Occasionally, investigators use the RDS not to exclude known files, but to find them, even if the filenames have been altered. For example, after Malaysia Airlines flight MH370 disappeared somewhere over the Pacific in March 2014, the FBI called NIST. “They wanted every hash of every file associated with every flight simulator we had,” recounted Doug White, the NIST computer scientist who runs the NSRL. “All the maps. All the routes. They wanted every flight path the pilot might have practiced on, so they could figure out where he might have gone.”
To assist the FBI in their investigation, White and his colleagues updated the NSRL with more than 120,000 flight map-related files.
Much of the software in the NSRL is donated by the companies that publish it. Another segment of the collection is composed of free software. After that, White decides which titles to purchase with limited funds.

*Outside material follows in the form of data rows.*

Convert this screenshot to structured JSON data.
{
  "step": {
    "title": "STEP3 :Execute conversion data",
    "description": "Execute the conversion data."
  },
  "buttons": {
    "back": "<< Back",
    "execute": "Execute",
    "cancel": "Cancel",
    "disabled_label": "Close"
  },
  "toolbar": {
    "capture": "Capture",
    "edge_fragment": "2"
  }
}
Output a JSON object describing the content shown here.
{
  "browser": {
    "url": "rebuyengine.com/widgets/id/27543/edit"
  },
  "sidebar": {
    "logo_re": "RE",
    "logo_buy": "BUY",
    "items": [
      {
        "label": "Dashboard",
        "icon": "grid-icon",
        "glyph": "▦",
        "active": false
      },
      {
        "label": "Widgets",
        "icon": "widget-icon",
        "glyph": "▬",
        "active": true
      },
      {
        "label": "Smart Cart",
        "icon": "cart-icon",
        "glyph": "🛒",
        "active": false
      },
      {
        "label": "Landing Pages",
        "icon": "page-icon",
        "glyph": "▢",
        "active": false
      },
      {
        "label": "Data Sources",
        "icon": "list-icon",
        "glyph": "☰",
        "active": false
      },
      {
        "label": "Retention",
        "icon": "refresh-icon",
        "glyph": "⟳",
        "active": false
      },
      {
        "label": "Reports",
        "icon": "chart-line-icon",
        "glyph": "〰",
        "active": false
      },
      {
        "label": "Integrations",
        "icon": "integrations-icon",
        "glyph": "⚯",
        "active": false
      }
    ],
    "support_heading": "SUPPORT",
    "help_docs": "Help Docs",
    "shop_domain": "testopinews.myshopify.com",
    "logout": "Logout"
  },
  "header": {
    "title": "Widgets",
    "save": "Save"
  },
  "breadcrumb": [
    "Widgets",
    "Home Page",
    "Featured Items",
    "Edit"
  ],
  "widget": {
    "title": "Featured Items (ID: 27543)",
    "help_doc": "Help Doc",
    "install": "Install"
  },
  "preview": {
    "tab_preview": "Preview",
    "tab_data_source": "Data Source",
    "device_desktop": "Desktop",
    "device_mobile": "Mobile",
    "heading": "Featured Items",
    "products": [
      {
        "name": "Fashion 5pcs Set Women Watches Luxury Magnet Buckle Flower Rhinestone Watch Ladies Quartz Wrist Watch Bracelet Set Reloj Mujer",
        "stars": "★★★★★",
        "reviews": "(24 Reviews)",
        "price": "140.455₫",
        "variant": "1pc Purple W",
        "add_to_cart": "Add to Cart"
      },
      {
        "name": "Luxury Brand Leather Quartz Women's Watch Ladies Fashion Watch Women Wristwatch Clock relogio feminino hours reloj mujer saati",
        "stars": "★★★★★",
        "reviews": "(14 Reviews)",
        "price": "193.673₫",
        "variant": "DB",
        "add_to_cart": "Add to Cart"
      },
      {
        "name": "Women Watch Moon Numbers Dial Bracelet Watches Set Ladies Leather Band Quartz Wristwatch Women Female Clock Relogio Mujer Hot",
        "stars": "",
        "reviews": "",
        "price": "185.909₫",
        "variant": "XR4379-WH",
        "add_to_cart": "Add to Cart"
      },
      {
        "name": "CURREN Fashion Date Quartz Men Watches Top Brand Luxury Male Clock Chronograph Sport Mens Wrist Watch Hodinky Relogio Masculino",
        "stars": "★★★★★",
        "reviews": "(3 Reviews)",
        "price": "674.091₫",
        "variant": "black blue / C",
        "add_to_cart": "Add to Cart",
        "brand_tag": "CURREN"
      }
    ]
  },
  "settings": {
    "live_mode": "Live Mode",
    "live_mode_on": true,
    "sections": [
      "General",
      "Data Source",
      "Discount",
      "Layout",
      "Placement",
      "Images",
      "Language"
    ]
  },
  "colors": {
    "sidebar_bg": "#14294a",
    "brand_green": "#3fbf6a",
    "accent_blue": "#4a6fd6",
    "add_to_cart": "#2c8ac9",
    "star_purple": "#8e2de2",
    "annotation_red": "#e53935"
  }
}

“Our goal is to help investigators, so we prioritize the software they are most likely to encounter in the field,” White said. “We also focus on what we consider dual-use software—things that can be used for good or bad,” including keystroke loggers and network monitoring tools.
The NSRL is unique not only because of its size, but also because the original files are kept under evidence-locker conditions. For software that was distributed physically, the original discs are kept under lock and key. For software that is distributed electronically, the original distribution files are archived on secure servers. That means that the original software can be retrieved, if necessary, as evidence in court or to verify the provenance of a title.
Although NIST generally does not distribute the software in the NSRL—only the software fingerprints—researchers can come to NIST and use the NSRL to develop and test forensic and security tools. Researchers also use the NSRL to study how software evolves over time and to trace newly discovered security vulnerabilities back to their first appearance.
Beyond the world of law enforcement and national security, the NSRL also functions as a cultural repository that is used by historians and other scholars.
How large the NSRL will ultimately grow is anyone’s guess. Perhaps centuries from now, NIST scientists will still be feeding it software. On the other hand, archaeologists might dig up its discs and set them spinning to unlock a record of an earlier civilization. But for now, the NSRL is a potent tool for forensic investigators, and with the addition of mobile apps, it just got a whole lot more powerful.